A recent study demonstrated IgE cross-reactivity between Mus m 1 from mouse and Equ c 1 from horse (23). Mus m 1 and Equ c 1 have only a 43% sequence homology; however they contain an area of similar amino acid sequence which is likely to be the cross-reactive epitope between both molecules. Rat allergen was not included in this study but it is possible given the cross-reactivity between rat and mouse urinary allergens that we have observed that Rat n 1 contains an epitope that is also cross reactive with Equ c 1.

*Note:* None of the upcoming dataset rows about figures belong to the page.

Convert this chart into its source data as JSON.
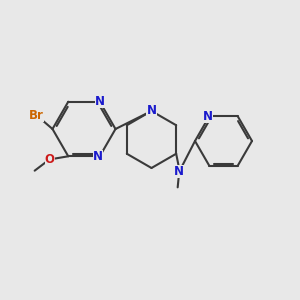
{
  "bg_color": "#e8e8e8",
  "bond_color": "#3a3a3a",
  "N_color": "#1a1acc",
  "O_color": "#cc1a1a",
  "Br_color": "#cc6600",
  "line_width": 1.5,
  "font_size": 8.5,
  "fig_size": [
    3.0,
    3.0
  ],
  "dpi": 100,
  "xlim": [
    0,
    10
  ],
  "ylim": [
    0,
    10
  ]
}
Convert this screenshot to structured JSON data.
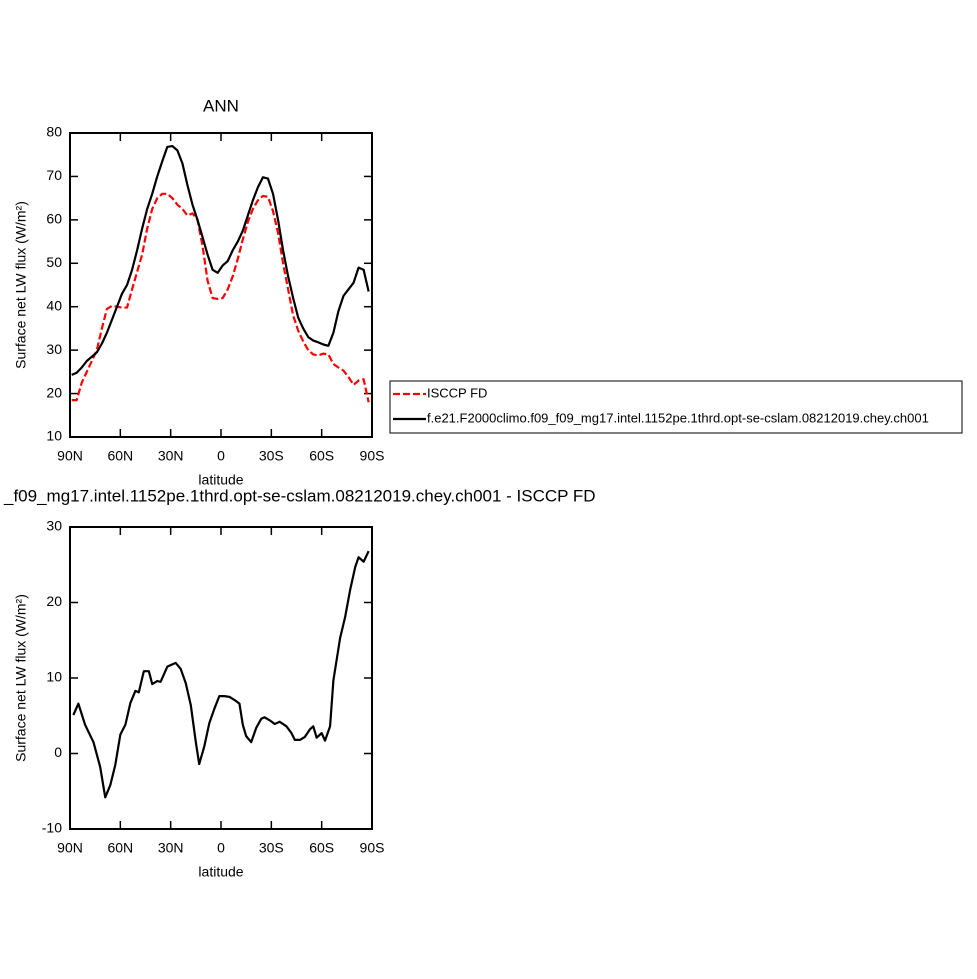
{
  "chart_data": [
    {
      "type": "line",
      "title": "ANN",
      "xlabel": "latitude",
      "ylabel": "Surface net LW flux (W/m²)",
      "legend": "right",
      "x": [
        89,
        86,
        83,
        80,
        77,
        74,
        71,
        68,
        65,
        62,
        59,
        56,
        53,
        50,
        47,
        44,
        41,
        38,
        35,
        32,
        29,
        26,
        23,
        20,
        17,
        14,
        11,
        8,
        5,
        2,
        -1,
        -4,
        -7,
        -10,
        -13,
        -16,
        -19,
        -22,
        -25,
        -28,
        -31,
        -34,
        -37,
        -40,
        -43,
        -46,
        -49,
        -52,
        -55,
        -58,
        -61,
        -64,
        -67,
        -70,
        -73,
        -76,
        -79,
        -82,
        -85,
        -88
      ],
      "series": [
        {
          "name": "ISCCP FD",
          "color": "#ff0000",
          "dash": true,
          "values": [
            18.5,
            18.5,
            22.5,
            25,
            27.5,
            30,
            35,
            39.5,
            40.2,
            40,
            39.8,
            39.8,
            44,
            48,
            52,
            58,
            62.5,
            65,
            66,
            66,
            65,
            63.5,
            62.5,
            61,
            61.5,
            60,
            54,
            46,
            42,
            41.8,
            42,
            44,
            47,
            51,
            55.5,
            59.5,
            62.5,
            64.5,
            65.5,
            65.3,
            62,
            57,
            50,
            44,
            38,
            34.5,
            32,
            30,
            29,
            28.8,
            29.2,
            29,
            26.8,
            26,
            25.3,
            23.8,
            22,
            23,
            23.3,
            18
          ]
        },
        {
          "name": "f.e21.F2000climo.f09_f09_mg17.intel.1152pe.1thrd.opt-se-cslam.08212019.chey.ch001",
          "color": "#000000",
          "dash": false,
          "values": [
            24.3,
            24.8,
            26,
            27.5,
            28.5,
            29.5,
            31.5,
            34,
            37,
            40,
            43,
            45,
            48.5,
            53,
            58,
            62.5,
            66,
            70,
            73.5,
            76.8,
            77,
            76,
            73,
            68,
            63.5,
            60,
            56,
            52,
            48.5,
            47.8,
            49.5,
            50.5,
            53,
            55,
            57.5,
            61,
            64.5,
            67.5,
            69.8,
            69.5,
            66,
            60,
            53,
            47,
            42,
            37.5,
            35,
            33,
            32.2,
            31.8,
            31.3,
            31,
            34,
            39,
            42.5,
            44,
            45.5,
            49,
            48.5,
            43.5
          ]
        }
      ],
      "xlim": [
        90,
        -90
      ],
      "xticks": [
        {
          "value": 90,
          "label": "90N"
        },
        {
          "value": 60,
          "label": "60N"
        },
        {
          "value": 30,
          "label": "30N"
        },
        0,
        {
          "value": -30,
          "label": "30S"
        },
        {
          "value": -60,
          "label": "60S"
        },
        {
          "value": -90,
          "label": "90S"
        }
      ],
      "ylim": [
        10,
        80
      ],
      "yticks": [
        10,
        20,
        30,
        40,
        50,
        60,
        70,
        80
      ]
    },
    {
      "type": "line",
      "title": "_f09_mg17.intel.1152pe.1thrd.opt-se-cslam.08212019.chey.ch001 - ISCCP FD",
      "xlabel": "latitude",
      "ylabel": "Surface net LW flux (W/m²)",
      "color": "#000000",
      "x": [
        88,
        85,
        81,
        76,
        72,
        69,
        66,
        63,
        60,
        57,
        54,
        51,
        49,
        46,
        43,
        41,
        38,
        36,
        32,
        27,
        24,
        21,
        18,
        15,
        13,
        10,
        7,
        4,
        1,
        -2,
        -5,
        -8,
        -11,
        -13,
        -15,
        -18,
        -21,
        -24,
        -26,
        -29,
        -32,
        -35,
        -39,
        -42,
        -44,
        -47,
        -50,
        -53,
        -55,
        -57,
        -60,
        -62,
        -65,
        -67,
        -71,
        -74,
        -77,
        -80,
        -82,
        -85,
        -88
      ],
      "values": [
        5.1,
        6.6,
        3.8,
        1.5,
        -1.8,
        -5.8,
        -4.2,
        -1.5,
        2.5,
        3.8,
        6.7,
        8.3,
        8.1,
        10.9,
        10.9,
        9.2,
        9.6,
        9.5,
        11.5,
        12,
        11.2,
        9.3,
        6.4,
        1.5,
        -1.4,
        0.9,
        4,
        5.9,
        7.6,
        7.6,
        7.5,
        7.1,
        6.6,
        3.8,
        2.3,
        1.5,
        3.4,
        4.6,
        4.8,
        4.4,
        3.9,
        4.2,
        3.6,
        2.7,
        1.8,
        1.8,
        2.2,
        3.2,
        3.6,
        2.1,
        2.7,
        1.7,
        3.6,
        9.7,
        15.3,
        18.1,
        21.7,
        24.7,
        26,
        25.4,
        26.8
      ],
      "xlim": [
        90,
        -90
      ],
      "xticks": [
        {
          "value": 90,
          "label": "90N"
        },
        {
          "value": 60,
          "label": "60N"
        },
        {
          "value": 30,
          "label": "30N"
        },
        0,
        {
          "value": -30,
          "label": "30S"
        },
        {
          "value": -60,
          "label": "60S"
        },
        {
          "value": -90,
          "label": "90S"
        }
      ],
      "ylim": [
        -10,
        30
      ],
      "yticks": [
        -10,
        0,
        10,
        20,
        30
      ]
    }
  ]
}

We were interested to find in our study that individuals who were sensitised to both rat and mouse had a significantly higher IgE titre to rat urine compared with those only sensitized to rats. Given that we have demonstrated cross-reactivity between rat and mouse urinary allergens, it is likely that IgE directed to epitopes on mouse allergens that cross react with epitopes on rat allergens are responsible for the IgE titre to rat urine being raised in those with dual sensitization. Furthermore, positive skin prick tests to other animals such as cat and rabbit were more commonly seen amongst those sensitized to both rodent species rather than rats only. These findings indicate that dual sensitization to rat and mouse is associated with immune responses to a broader spectrum of animal allergens.

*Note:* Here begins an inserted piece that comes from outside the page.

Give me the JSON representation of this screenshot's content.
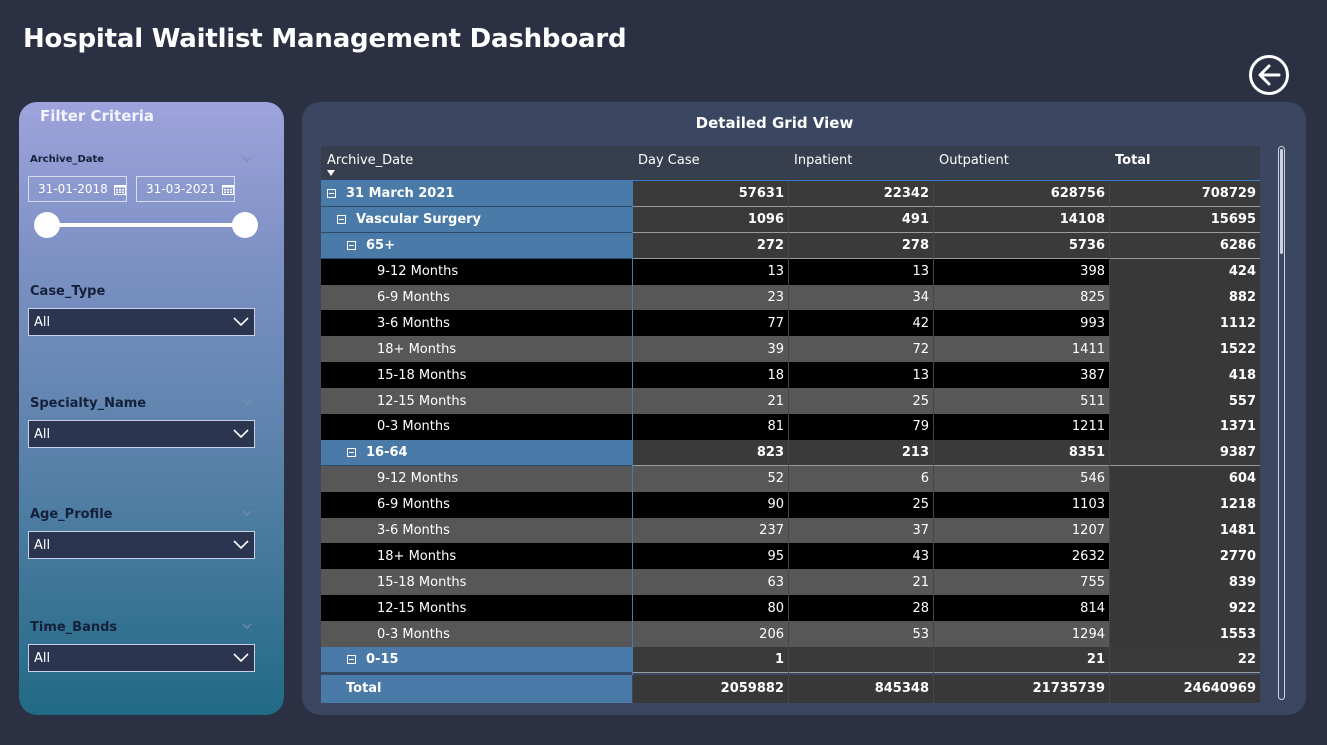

This study was carried out on a large, carefully defined cross-sectional population and is the first to date to carry out detailed immunological techniques to assess cross-reactivity between rat and mouse urinary allergens. One limitation was that we were unable to determine whether rat only exposed individuals, despite never handling mice in the past or at the time of the study, were also being exposed to mouse allergen within the animal houses where they worked with rats. Nevertheless our study has confirmed that cross-reactivity does indeed exist between rat and mouse urinary allergens and the degree of cross-reactivity is likely to be dependent on the various epitopes being recognized on the major allergens from these two species. Furthermore, we have shown that allergy to mouse in the absence of allergy to rats is uncommon in individuals working with laboratory animals and allergy to other animal species is less common amongst rat monosensitized individuals compared with those sensitized to both rat and mouse. These findings have important implications for those working with laboratory animals. In particular it is necessary for individuals working with only one rodent species who develop sensitization and symptoms to be aware of the potential for allergy to other species. Strategies developed for immunotherapy would need to be aware of the cross-reactive epitopes between Rat n 1 and Mus m 1.